This directory contains snakemake rule files. Rules are used by SnakeMake to construct a processing pipeline (based on a directed-acyclic graph).
Rules wil behave differently given the input configurations, adjustable in the configuration, manifest, and sample info files.
The rules within this directory are related to support and architechture.
Demultiplexing is required to identify which reads are associated with which multiplexed sample.
This can be accomplished through single- or dual-indexing. iGUIDE and the original GUIDE-seq method use dual-indexing.
When DNA is sequenced, it typically contains target or synthetic sequences. These sequences can disrupt the alignment to the reference genome, giving false data.
Reads are trimmed for leading and overreading sequences, given the data provided in sample manifests or sample info files.
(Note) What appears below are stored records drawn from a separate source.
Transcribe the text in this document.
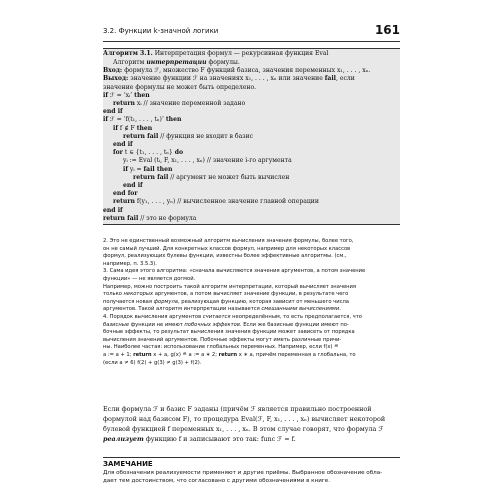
3.2. Функции k-значной логики	161
Алгоритм 3.1. Интерпретация формул — рекурсивная функция Eval
Алгоритм интерпретации формулы.
Вход: формула ℱ, множество F функций базиса, значения переменных x₁, . . . , xₙ.
Выход: значение функции ℱ на значениях x₁, . . . , xₙ или значение fail, если
значение формулы не может быть определено.
if ℱ = ‘xᵢ’ then
return xᵢ // значение переменной задано
end if
if ℱ = ‘f(t₁, . . . , tₙ)’ then
if f ∉ F then
return fail // функция не входит в базис
end if
for t ∈ {t₁, . . . , tₙ} do
yᵢ := Eval (tᵢ, F, x₁, . . . , xₙ) // значение i-го аргумента
if yᵢ = fail then
return fail // аргумент не может быть вычислен
end if
end for
return f(y₁, . . . , yₙ) // вычисленное значение главной операции
end if
return fail // это не формула
2. Это не единственный возможный алгоритм вычисления значения формулы, более того,
он не самый лучший. Для конкретных классов формул, например для некоторых классов
формул, реализующих булевы функции, известны более эффективные алгоритмы. (см.,
например, п. 3.5.3).
3. Сама идея этого алгоритма: «сначала вычисляются значения аргументов, а потом значение
функции» — не является догмой.
Например, можно построить такой алгоритм интерпретации, который вычисляет значения
только некоторых аргументов, а потом вычисляет значение функции, в результате чего
получается новая формула, реализующая функцию, которая зависит от меньшего числа
аргументов. Такой алгоритм интерпретации называется смешанными вычислениями.
4. Порядок вычисления аргументов считается неопределённым, то есть предполагается, что
базисные функции не имеют побочных эффектов. Если же базисные функции имеют по-
бочные эффекты, то результат вычисления значения функции может зависеть от порядка
вычисления значений аргументов. Побочные эффекты могут иметь различные причи-
ны. Наиболее частая: использование глобальных переменных. Например, если f(x) ≝
a := a + 1; return x + a, g(x) ≝ a := a ∗ 2; return x ∗ a, причём переменная a глобальна, то
(если a ≠ 6) f(2) + g(3) ≠ g(3) + f(2).
Если формула ℱ и базис F заданы (причём ℱ является правильно построенной
формулой над базисом F), то процедура Eval(ℱ, F, x₁, . . . , xₙ) вычисляет некоторой
булевой функцией f переменных x₁, . . . , xₙ. В этом случае говорят, что формула ℱ
реализует функцию f и записывают это так: func ℱ = f.
ЗАМЕЧАНИЕ
Для обозначения реализуемости применяют и другие приёмы. Выбранное обозначение обла-
дает тем достоинством, что согласовано с другими обозначениями в книге.
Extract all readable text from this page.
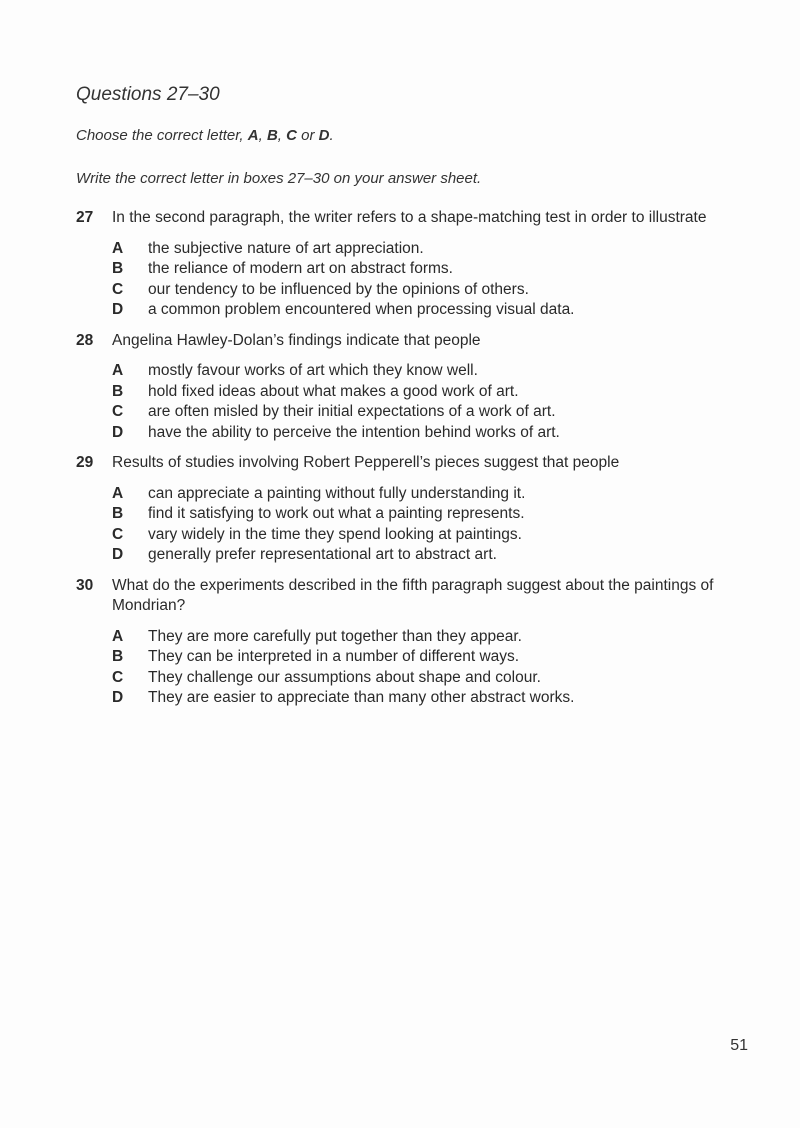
Questions 27–30

Choose the correct letter, A, B, C or D.

Write the correct letter in boxes 27–30 on your answer sheet.

27	In the second paragraph, the writer refers to a shape-matching test in order to illustrate
A	the subjective nature of art appreciation.
B	the reliance of modern art on abstract forms.
C	our tendency to be influenced by the opinions of others.
D	a common problem encountered when processing visual data.
28	Angelina Hawley-Dolan’s findings indicate that people
A	mostly favour works of art which they know well.
B	hold fixed ideas about what makes a good work of art.
C	are often misled by their initial expectations of a work of art.
D	have the ability to perceive the intention behind works of art.
29	Results of studies involving Robert Pepperell’s pieces suggest that people
A	can appreciate a painting without fully understanding it.
B	find it satisfying to work out what a painting represents.
C	vary widely in the time they spend looking at paintings.
D	generally prefer representational art to abstract art.
30	What do the experiments described in the fifth paragraph suggest about the paintings of Mondrian?
A	They are more carefully put together than they appear.
B	They can be interpreted in a number of different ways.
C	They challenge our assumptions about shape and colour.
D	They are easier to appreciate than many other abstract works.
51
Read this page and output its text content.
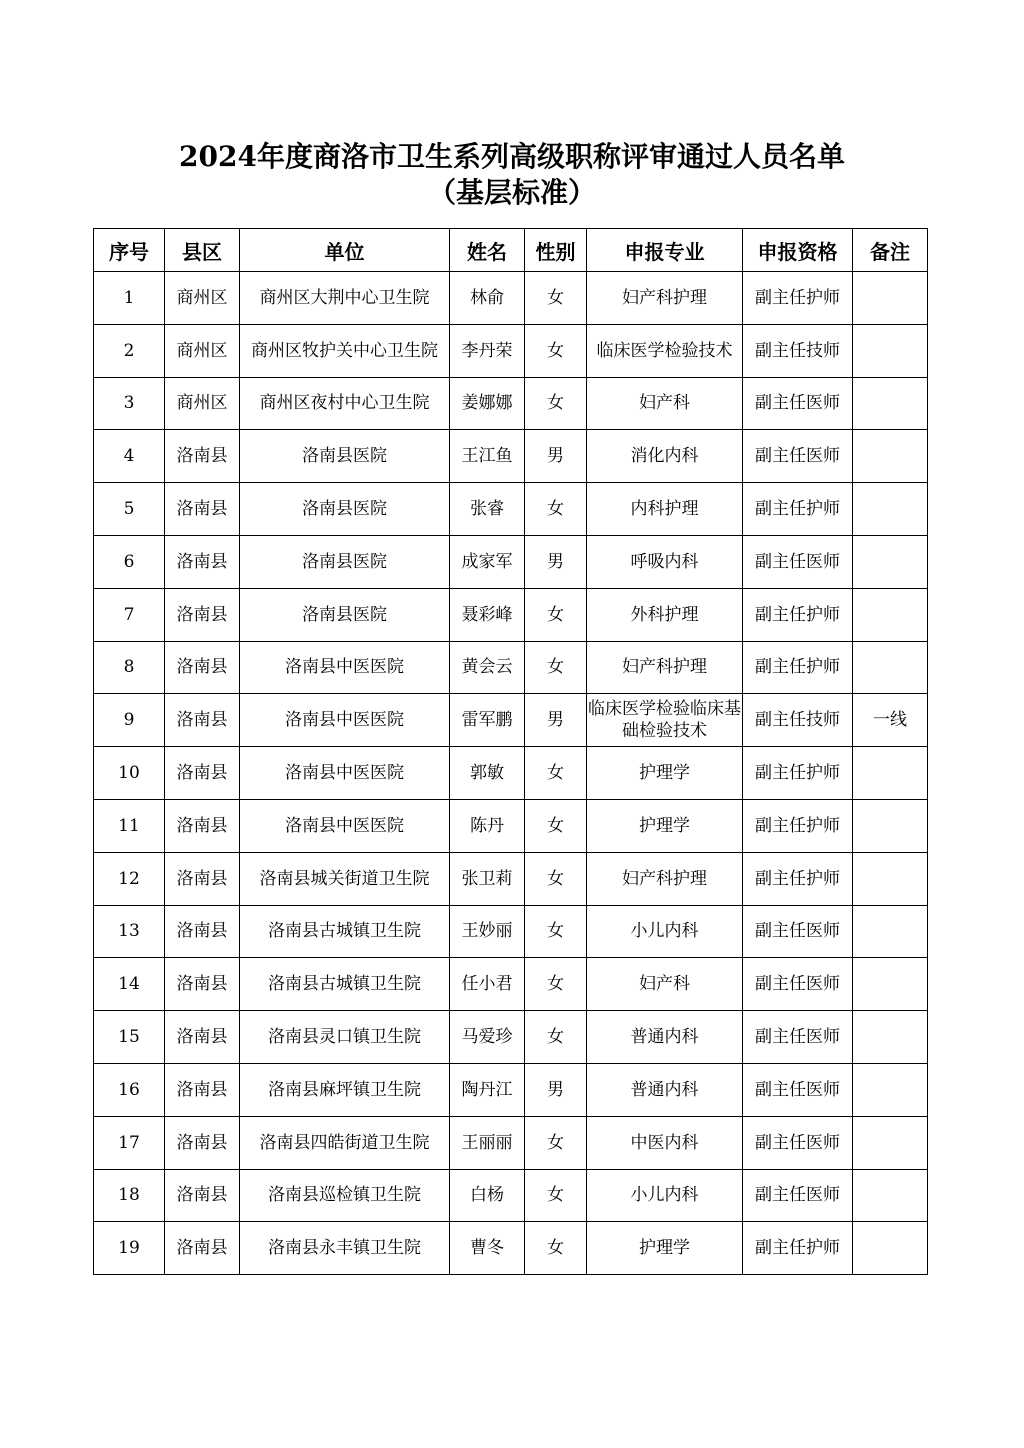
2024年度商洛市卫生系列高级职称评审通过人员名单
（基层标准）
序号	县区	单位	姓名	性别	申报专业	申报资格	备注
1	商州区	商州区大荆中心卫生院	林俞	女	妇产科护理	副主任护师	
2	商州区	商州区牧护关中心卫生院	李丹荣	女	临床医学检验技术	副主任技师	
3	商州区	商州区夜村中心卫生院	姜娜娜	女	妇产科	副主任医师	
4	洛南县	洛南县医院	王江鱼	男	消化内科	副主任医师	
5	洛南县	洛南县医院	张睿	女	内科护理	副主任护师	
6	洛南县	洛南县医院	成家军	男	呼吸内科	副主任医师	
7	洛南县	洛南县医院	聂彩峰	女	外科护理	副主任护师	
8	洛南县	洛南县中医医院	黄会云	女	妇产科护理	副主任护师	
9	洛南县	洛南县中医医院	雷军鹏	男	临床医学检验临床基础检验技术	副主任技师	一线
10	洛南县	洛南县中医医院	郭敏	女	护理学	副主任护师	
11	洛南县	洛南县中医医院	陈丹	女	护理学	副主任护师	
12	洛南县	洛南县城关街道卫生院	张卫莉	女	妇产科护理	副主任护师	
13	洛南县	洛南县古城镇卫生院	王妙丽	女	小儿内科	副主任医师	
14	洛南县	洛南县古城镇卫生院	任小君	女	妇产科	副主任医师	
15	洛南县	洛南县灵口镇卫生院	马爱珍	女	普通内科	副主任医师	
16	洛南县	洛南县麻坪镇卫生院	陶丹江	男	普通内科	副主任医师	
17	洛南县	洛南县四皓街道卫生院	王丽丽	女	中医内科	副主任医师	
18	洛南县	洛南县巡检镇卫生院	白杨	女	小儿内科	副主任医师	
19	洛南县	洛南县永丰镇卫生院	曹冬	女	护理学	副主任护师	
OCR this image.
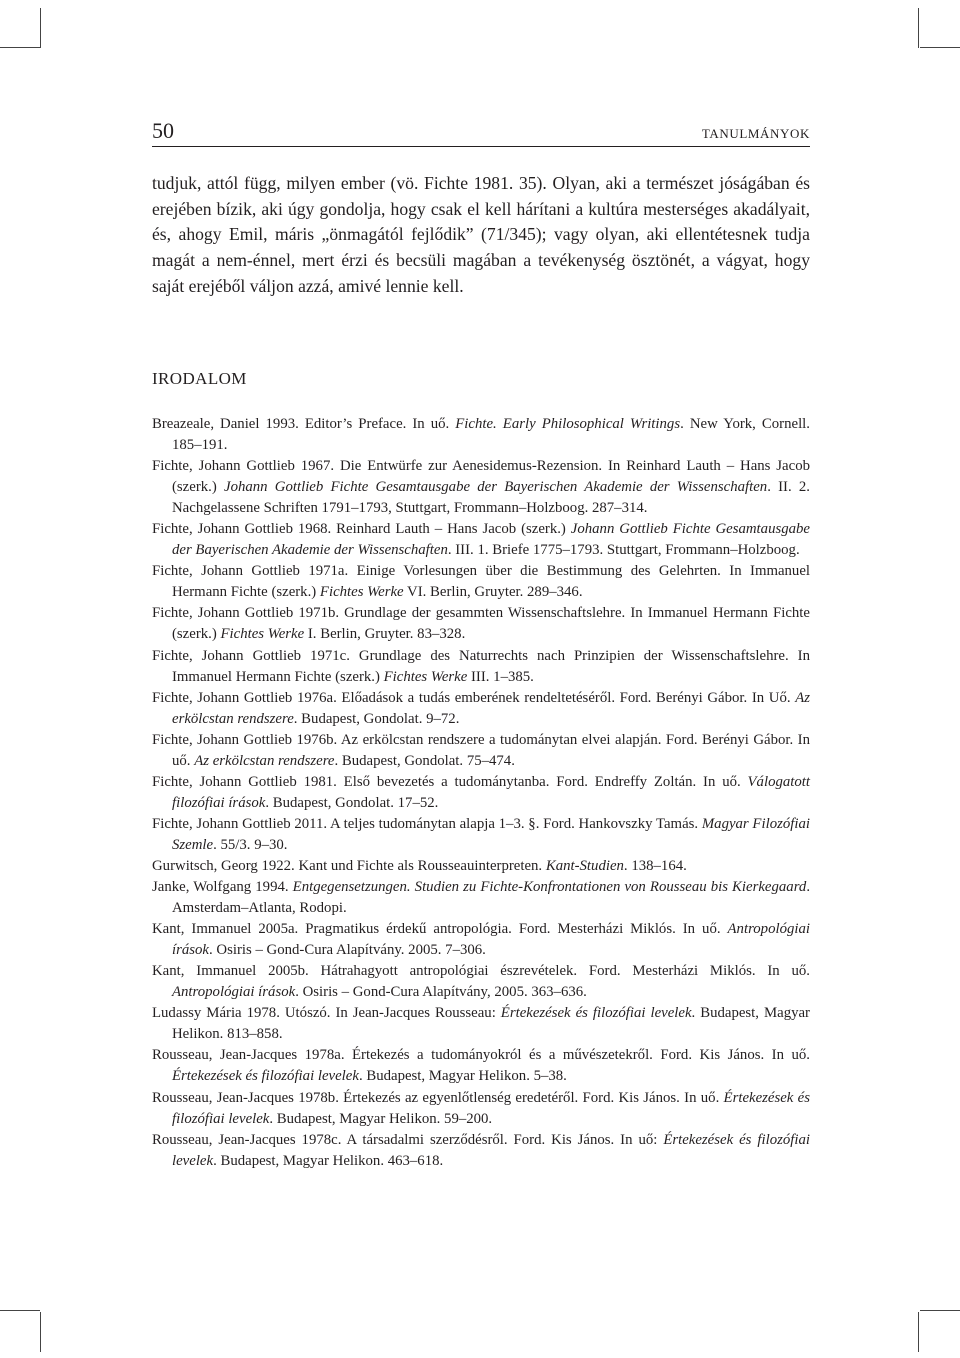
50	TANULMÁNYOK

tudjuk, attól függ, milyen ember (vö. Fichte 1981. 35). Olyan, aki a természet jóságában és erejében bízik, aki úgy gondolja, hogy csak el kell hárítani a kultúra mesterséges akadályait, és, ahogy Emil, máris „önmagától fejlődik” (71/345); vagy olyan, aki ellentétesnek tudja magát a nem-énnel, mert érzi és becsüli magában a tevékenység ösztönét, a vágyat, hogy saját erejéből váljon azzá, amivé lennie kell.

IRODALOM
Breazeale, Daniel 1993. Editor’s Preface. In uő. Fichte. Early Philosophical Writings. New York, Cornell. 185–191.
Fichte, Johann Gottlieb 1967. Die Entwürfe zur Aenesidemus-Rezension. In Reinhard Lauth – Hans Jacob (szerk.) Johann Gottlieb Fichte Gesamtausgabe der Bayerischen Akademie der Wissenschaften. II. 2. Nachgelassene Schriften 1791–1793, Stuttgart, Frommann–Holzboog. 287–314.
Fichte, Johann Gottlieb 1968. Reinhard Lauth – Hans Jacob (szerk.) Johann Gottlieb Fichte Gesamtausgabe der Bayerischen Akademie der Wissenschaften. III. 1. Briefe 1775–1793. Stuttgart, Frommann–Holzboog.
Fichte, Johann Gottlieb 1971a. Einige Vorlesungen über die Bestimmung des Gelehrten. In Immanuel Hermann Fichte (szerk.) Fichtes Werke VI. Berlin, Gruyter. 289–346.
Fichte, Johann Gottlieb 1971b. Grundlage der gesammten Wissenschaftslehre. In Immanuel Hermann Fichte (szerk.) Fichtes Werke I. Berlin, Gruyter. 83–328.
Fichte, Johann Gottlieb 1971c. Grundlage des Naturrechts nach Prinzipien der Wissenschaftslehre. In Immanuel Hermann Fichte (szerk.) Fichtes Werke III. 1–385.
Fichte, Johann Gottlieb 1976a. Előadások a tudás emberének rendeltetéséről. Ford. Berényi Gábor. In Uő. Az erkölcstan rendszere. Budapest, Gondolat. 9–72.
Fichte, Johann Gottlieb 1976b. Az erkölcstan rendszere a tudománytan elvei alapján. Ford. Berényi Gábor. In uő. Az erkölcstan rendszere. Budapest, Gondolat. 75–474.
Fichte, Johann Gottlieb 1981. Első bevezetés a tudománytanba. Ford. Endreffy Zoltán. In uő. Válogatott filozófiai írások. Budapest, Gondolat. 17–52.
Fichte, Johann Gottlieb 2011. A teljes tudománytan alapja 1–3. §. Ford. Hankovszky Tamás. Magyar Filozófiai Szemle. 55/3. 9–30.
Gurwitsch, Georg 1922. Kant und Fichte als Rousseauinterpreten. Kant-Studien. 138–164.
Janke, Wolfgang 1994. Entgegensetzungen. Studien zu Fichte-Konfrontationen von Rousseau bis Kierkegaard. Amsterdam–Atlanta, Rodopi.
Kant, Immanuel 2005a. Pragmatikus érdekű antropológia. Ford. Mesterházi Miklós. In uő. Antropológiai írások. Osiris – Gond-Cura Alapítvány. 2005. 7–306.
Kant, Immanuel 2005b. Hátrahagyott antropológiai észrevételek. Ford. Mesterházi Miklós. In uő. Antropológiai írások. Osiris – Gond-Cura Alapítvány, 2005. 363–636.
Ludassy Mária 1978. Utószó. In Jean-Jacques Rousseau: Értekezések és filozófiai levelek. Budapest, Magyar Helikon. 813–858.
Rousseau, Jean-Jacques 1978a. Értekezés a tudományokról és a művészetekről. Ford. Kis János. In uő. Értekezések és filozófiai levelek. Budapest, Magyar Helikon. 5–38.
Rousseau, Jean-Jacques 1978b. Értekezés az egyenlőtlenség eredetéről. Ford. Kis János. In uő. Értekezések és filozófiai levelek. Budapest, Magyar Helikon. 59–200.
Rousseau, Jean-Jacques 1978c. A társadalmi szerződésről. Ford. Kis János. In uő: Értekezések és filozófiai levelek. Budapest, Magyar Helikon. 463–618.
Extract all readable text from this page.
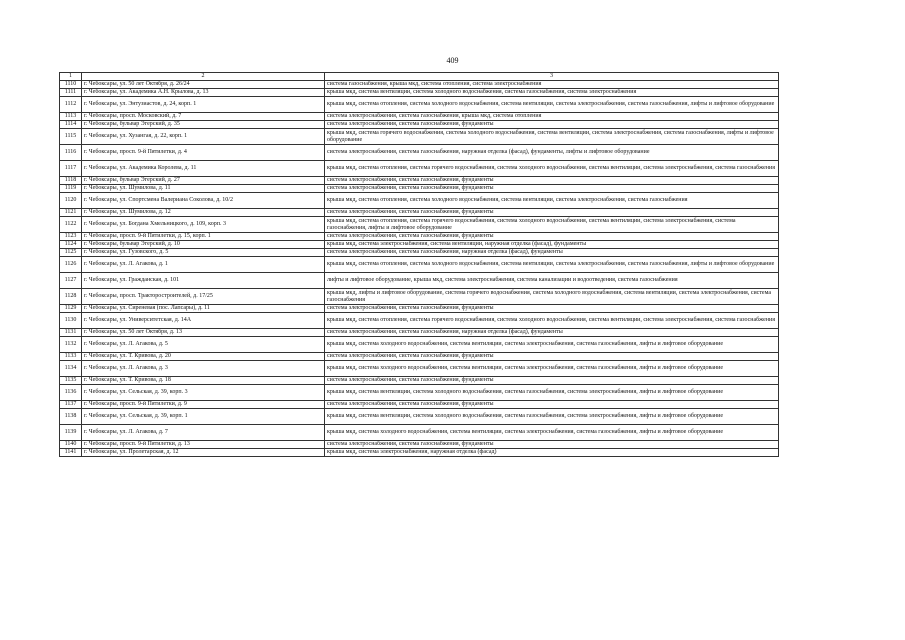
409
1	2	3
1110	г. Чебоксары, ул. 50 лет Октября, д. 26/24	система газоснабжения, крыша мкд, система отопления, система электроснабжения
1111	г. Чебоксары, ул. Академика А.Н. Крылова, д. 13	крыша мкд, система вентиляции, система холодного водоснабжения, система газоснабжения, система электроснабжения
1112	г. Чебоксары, ул. Энтузиастов, д. 24, корп. 1	крыша мкд, система отопления, система холодного водоснабжения, система вентиляции, система электроснабжения, система газоснабжения, лифты и лифтовое оборудование
1113	г. Чебоксары, просп. Московский, д. 7	система электроснабжения, система газоснабжения, крыша мкд, система отопления
1114	г. Чебоксары, бульвар Эгерский, д. 35	система электроснабжения, система газоснабжения, фундаменты
1115	г. Чебоксары, ул. Хузангая, д. 22, корп. 1	крыша мкд, система горячего водоснабжения, система холодного водоснабжения, система вентиляции, система электроснабжения, система газоснабжения, лифты и лифтовое оборудование
1116	г. Чебоксары, просп. 9-й Пятилетки, д. 4	система электроснабжения, система газоснабжения, наружная отделка (фасад), фундаменты, лифты и лифтовое оборудование
1117	г. Чебоксары, ул. Академика Королева, д. 11	крыша мкд, система отопления, система горячего водоснабжения, система холодного водоснабжения, система вентиляции, система электроснабжения, система газоснабжения
1118	г. Чебоксары, бульвар Эгерский, д. 27	система электроснабжения, система газоснабжения, фундаменты
1119	г. Чебоксары, ул. Шумилова, д. 11	система электроснабжения, система газоснабжения, фундаменты
1120	г. Чебоксары, ул. Спортсмена Валериана Соколова, д. 10/2	крыша мкд, система отопления, система холодного водоснабжения, система вентиляции, система электроснабжения, система газоснабжения
1121	г. Чебоксары, ул. Шумилова, д. 12	система электроснабжения, система газоснабжения, фундаменты
1122	г. Чебоксары, ул. Богдана Хмельницкого, д. 109, корп. 3	крыша мкд, система отопления, система горячего водоснабжения, система холодного водоснабжения, система вентиляции, система электроснабжения, система газоснабжения, лифты и лифтовое оборудование
1123	г. Чебоксары, просп. 9-й Пятилетки, д. 15, корп. 1	система электроснабжения, система газоснабжения, фундаменты
1124	г. Чебоксары, бульвар Эгерский, д. 10	крыша мкд, система электроснабжения, система вентиляции, наружная отделка (фасад), фундаменты
1125	г. Чебоксары, ул. Гузовского, д. 5	система электроснабжения, система газоснабжения, наружная отделка (фасад), фундаменты
1126	г. Чебоксары, ул. Л. Агакова, д. 1	крыша мкд, система отопления, система холодного водоснабжения, система вентиляции, система электроснабжения, система газоснабжения, лифты и лифтовое оборудование
1127	г. Чебоксары, ул. Гражданская, д. 101	лифты и лифтовое оборудование, крыша мкд, система электроснабжения, система канализации и водоотведения, система газоснабжения
1128	г. Чебоксары, просп. Тракторостроителей, д. 17/25	крыша мкд, лифты и лифтовое оборудование, система горячего водоснабжения, система холодного водоснабжения, система вентиляции, система электроснабжения, система газоснабжения
1129	г. Чебоксары, ул. Сиреневая (пос. Лапсары), д. 11	система электроснабжения, система газоснабжения, фундаменты
1130	г. Чебоксары, ул. Университетская, д. 14А	крыша мкд, система отопления, система горячего водоснабжения, система холодного водоснабжения, система вентиляции, система электроснабжения, система газоснабжения
1131	г. Чебоксары, ул. 50 лет Октября, д. 13	система электроснабжения, система газоснабжения, наружная отделка (фасад), фундаменты
1132	г. Чебоксары, ул. Л. Агакова, д. 5	крыша мкд, система холодного водоснабжения, система вентиляции, система электроснабжения, система газоснабжения, лифты и лифтовое оборудование
1133	г. Чебоксары, ул. Т. Кривова, д. 20	система электроснабжения, система газоснабжения, фундаменты
1134	г. Чебоксары, ул. Л. Агакова, д. 3	крыша мкд, система холодного водоснабжения, система вентиляции, система электроснабжения, система газоснабжения, лифты и лифтовое оборудование
1135	г. Чебоксары, ул. Т. Кривова, д. 18	система электроснабжения, система газоснабжения, фундаменты
1136	г. Чебоксары, ул. Сельская, д. 39, корп. 3	крыша мкд, система вентиляции, система холодного водоснабжения, система газоснабжения, система электроснабжения, лифты и лифтовое оборудование
1137	г. Чебоксары, просп. 9-й Пятилетки, д. 9	система электроснабжения, система газоснабжения, фундаменты
1138	г. Чебоксары, ул. Сельская, д. 39, корп. 1	крыша мкд, система вентиляции, система холодного водоснабжения, система газоснабжения, система электроснабжения, лифты и лифтовое оборудование
1139	г. Чебоксары, ул. Л. Агакова, д. 7	крыша мкд, система холодного водоснабжения, система вентиляции, система электроснабжения, система газоснабжения, лифты и лифтовое оборудование
1140	г. Чебоксары, просп. 9-й Пятилетки, д. 13	система электроснабжения, система газоснабжения, фундаменты
1141	г. Чебоксары, ул. Пролетарская, д. 12	крыша мкд, система электроснабжения, наружная отделка (фасад)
After nucleotide sequences have been trimmed and selected for based on contained sequence information individually for paired-end reads, the pairs of reads should be compared to filter for only reads which contain both an R1 and R2 sequence read.
This directory contains the rules for filtering R1 and R2 sequence files.
Consolidation is the process of identifying all unique sequences and producing a key which tells the user how to expand the file again.
This is useful for sequence processing, such as alignment, as it reduces the total number of processes, typically leading to an increase in performance.
These rules direct how the sequences will be aligned. BLAT outputs to 'psl' format while BWA and many other aligners output to 'sam/bam' outputs. Other aligners that output to 'sam/bam' formats could be incorporated into the workflow, similar to BWA. Please contact the maintainer(s) if you would like to use a different aligner.
Supported sequence aligners:
- BLAT / blat (v35) - BLAST-like Alignment Tool
- BWA / bwa (v0.7.17) - Burrows-Wheeler Aligner
After alignment of consolidated sequences, alignment data needs to be assigned to each read.
For blat-based alignment, alignments from R1 will need to be coupled to to R2 alignments since both R1 and R2 sequences are individually aligned with blat.
For bwa-based alignments, alignments are expanded back to the read level.
Both methods are quality filtered by parameters given in the configuration files.
Once genomic locations have been identified, the data is processed to identify incorporation sites associated with CRISPR treatment.
Specific parameters and methods for identifing incorporation sites can be adjusted in the configuration files.